A computer doing calculations alone is useful. A billion computers talking to each other is a revolution. This subject explains how a message of "0s and 1s" leaves your phone, travels through underwater cables, bounces off satellites, and arrives at a server in California perfectly intact—covering everything from Physical Signals (Layer 1) to HTTP (Layer 7).
Understanding IP Addressing, Subnetting, and Routing—how data finds its way across the globe.
How TCP guarantees your file download doesn't have missing bytes, while UDP allows laggy video calls.
How Encryption (SSL/TLS) protects your credit card info during online shopping.
What: Covers OSI Model, Framing, Error Control (CRC), Flow Control (Sliding Window), Ethernet, and Spanning Trees.
Why: Error control ensures a flipped bit doesn't corrupt your file.

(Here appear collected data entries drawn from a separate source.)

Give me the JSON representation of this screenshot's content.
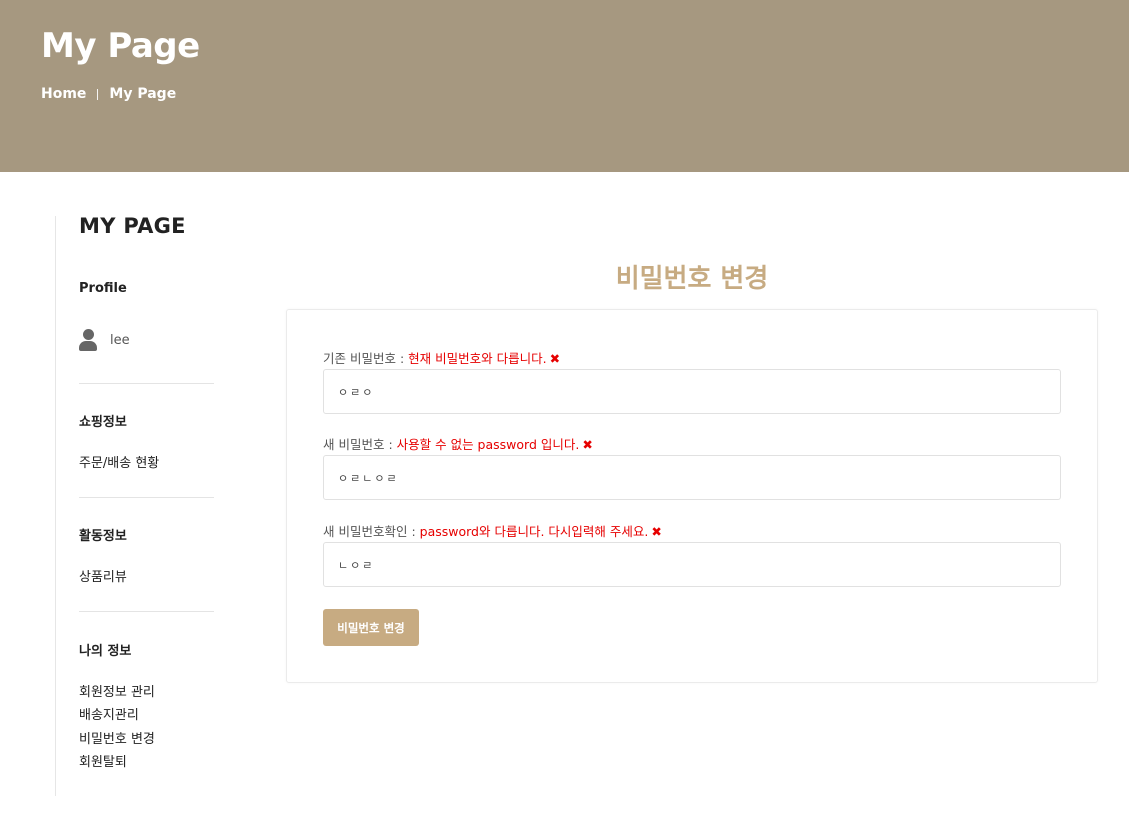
{
  "header": {
    "title": "My Page",
    "breadcrumb": [
      "Home",
      "My Page"
    ],
    "background_color": "#a69880"
  },
  "sidebar": {
    "title": "MY PAGE",
    "profile": {
      "heading": "Profile",
      "icon": "user-icon",
      "username": "lee"
    },
    "sections": [
      {
        "heading": "쇼핑정보",
        "links": [
          "주문/배송 현황"
        ]
      },
      {
        "heading": "활동정보",
        "links": [
          "상품리뷰"
        ]
      },
      {
        "heading": "나의 정보",
        "links": [
          "회원정보 관리",
          "배송지관리",
          "비밀번호 변경",
          "회원탈퇴"
        ]
      }
    ]
  },
  "main": {
    "heading": "비밀번호 변경",
    "accent_color": "#c7ab82",
    "error_color": "#e60000",
    "fields": [
      {
        "label": "기존 비밀번호 : ",
        "error": "현재 비밀번호와 다릅니다.",
        "error_icon": "✖",
        "value": "ㅇㄹㅇ"
      },
      {
        "label": "새 비밀번호 : ",
        "error": "사용할 수 없는 password 입니다.",
        "error_icon": "✖",
        "value": "ㅇㄹㄴㅇㄹ"
      },
      {
        "label": "새 비밀번호확인 : ",
        "error": "password와 다릅니다. 다시입력해 주세요.",
        "error_icon": "✖",
        "value": "ㄴㅇㄹ"
      }
    ],
    "submit_label": "비밀번호 변경"
  }
}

Flow control ensures a fast sender doesn't drown a slow receiver.
What: Covers IPv4, Subnetting, CIDR, Routing Algorithms (Dijkstra, Distance Vector), and ICMP.
Why: IP addresses identify where you are; Routing algorithms calculate the best path to get there.

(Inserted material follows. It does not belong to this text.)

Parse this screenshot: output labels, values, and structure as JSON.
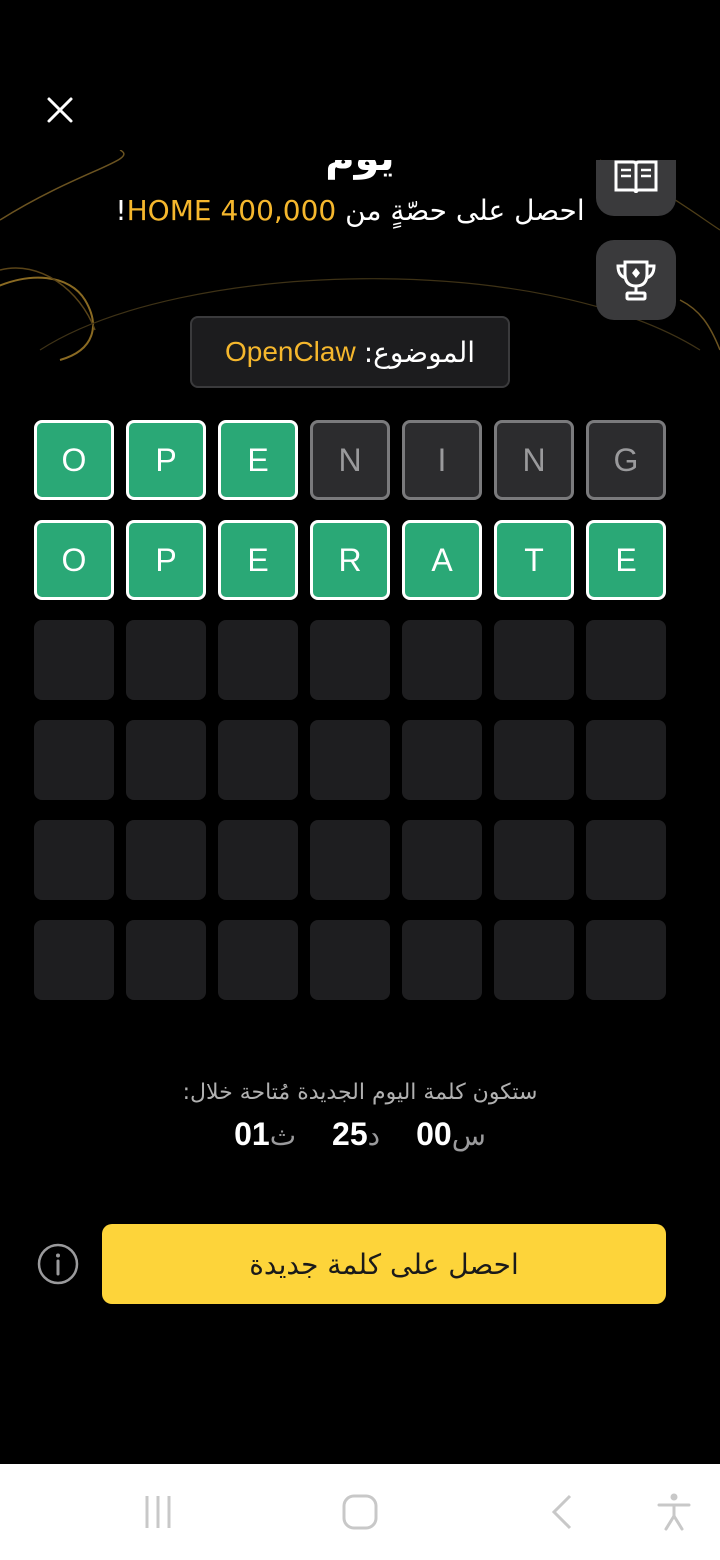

What: Covers TCP (Three-Way Handshake, Congestion Control), UDP, Sockets, and Traffic Shaping.
Why: TCP is the "guarantee" for reliability. Understanding Congestion Control explains why your internet slows when everyone is online.

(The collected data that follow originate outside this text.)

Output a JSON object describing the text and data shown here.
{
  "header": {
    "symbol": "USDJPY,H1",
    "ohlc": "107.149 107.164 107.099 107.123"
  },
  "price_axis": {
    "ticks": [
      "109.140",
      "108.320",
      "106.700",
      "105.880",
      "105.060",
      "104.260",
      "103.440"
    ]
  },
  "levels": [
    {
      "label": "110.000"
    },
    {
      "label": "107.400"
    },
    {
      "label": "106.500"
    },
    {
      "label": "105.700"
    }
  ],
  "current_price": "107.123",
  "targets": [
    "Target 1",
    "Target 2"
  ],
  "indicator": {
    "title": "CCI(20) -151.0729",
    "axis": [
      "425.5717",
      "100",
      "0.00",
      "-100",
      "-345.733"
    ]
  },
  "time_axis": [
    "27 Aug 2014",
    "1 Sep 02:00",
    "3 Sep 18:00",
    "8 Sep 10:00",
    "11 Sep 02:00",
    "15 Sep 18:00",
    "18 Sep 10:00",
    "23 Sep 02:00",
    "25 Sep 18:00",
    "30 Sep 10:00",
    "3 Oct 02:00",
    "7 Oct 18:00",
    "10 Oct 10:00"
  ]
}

What: Covers DNS, HTTP, Cryptography (RSA, Digital Signatures), and Key Exchange.
Why: DNS turns "google.com" into an IP. Cryptography secures the channel so no one can spy on your data.
What: Covers IPv6 Architecture, Addressing, IPSec, and WiFi fundamentals.
Why: We ran out of IPv4 addresses; IPv6 is the future. WiFi explains how we transmit data over radio waves.
What: Problems on Subnetting, Sliding Window, Routing, TCP, and Security.
Why: IP math is the bread and butter of network engineering. Practice ensures you can calculate subnets in your head.